The third best practice is care planning and implementation to address areas of risk. In delineation, care planning offers guidance and direction for what should be done to prevent pressure ulcers. Subsequent to the identification of patient risk factors through risk assessment, it is imperative to ensure that such needs are matched with care planning. This takes into account planning for any risks that are obtained for instance, mobility, nutrition, and friction. Pressure ulcer care planning is a procedure by which the patient’s risk assessment information is interpreted into an action plan to take into consideration the recognized patient needs. Its particular purpose in this case is to carry out care practices in order to ensure that the patient does not develop a pressure ulcer in the course of the hospitalization. The care plan ought to point out distinct actions that ought to or not ought to be undertaken. All care planning necessitates personalization in order to fit the needs of the patient (Warner et al., 2017).

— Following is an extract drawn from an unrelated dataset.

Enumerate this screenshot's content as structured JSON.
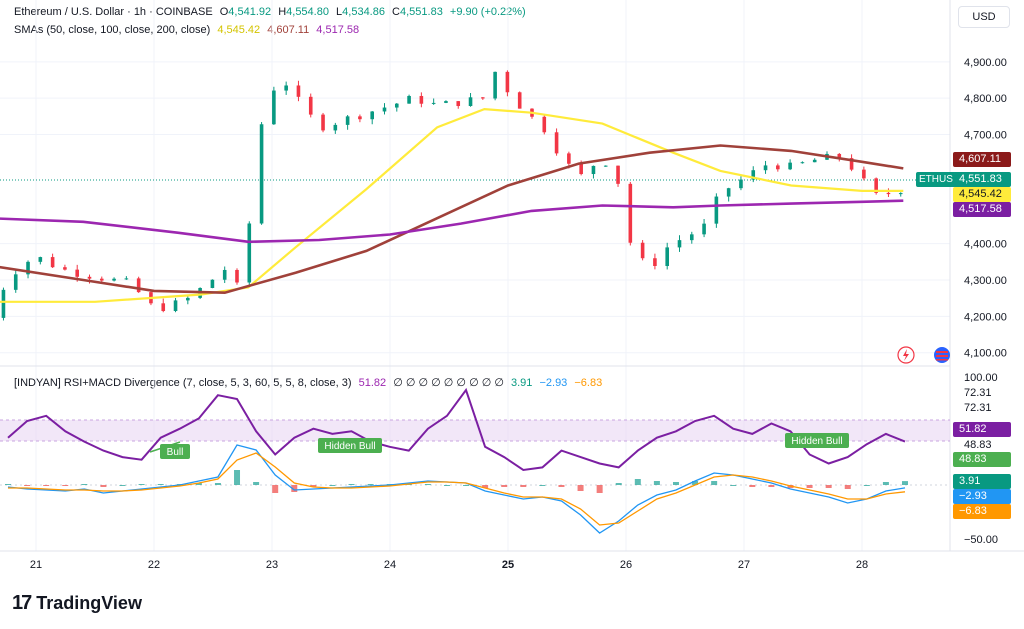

Anderson, J., Langemo, D., Hanson, D., Thompson, P., & Hunter, S. (2007). What you can learn from a comprehensive skin assessment. Nursing2018, 37(4), 65-66.

Kottner, J., & Balzer, K. (2010). Do pressure ulcer risk assessment scales improve clinical practice?. Journal of multidisciplinary healthcare, 3, 103.

Warner, J., Ann Raible, M., Hajduk, G., & Collavo, J. (2017). Best Practices for Pressure Ulcer Prevention in the Burn Center. Critical care nursing quarterly, 40(1), 41-48.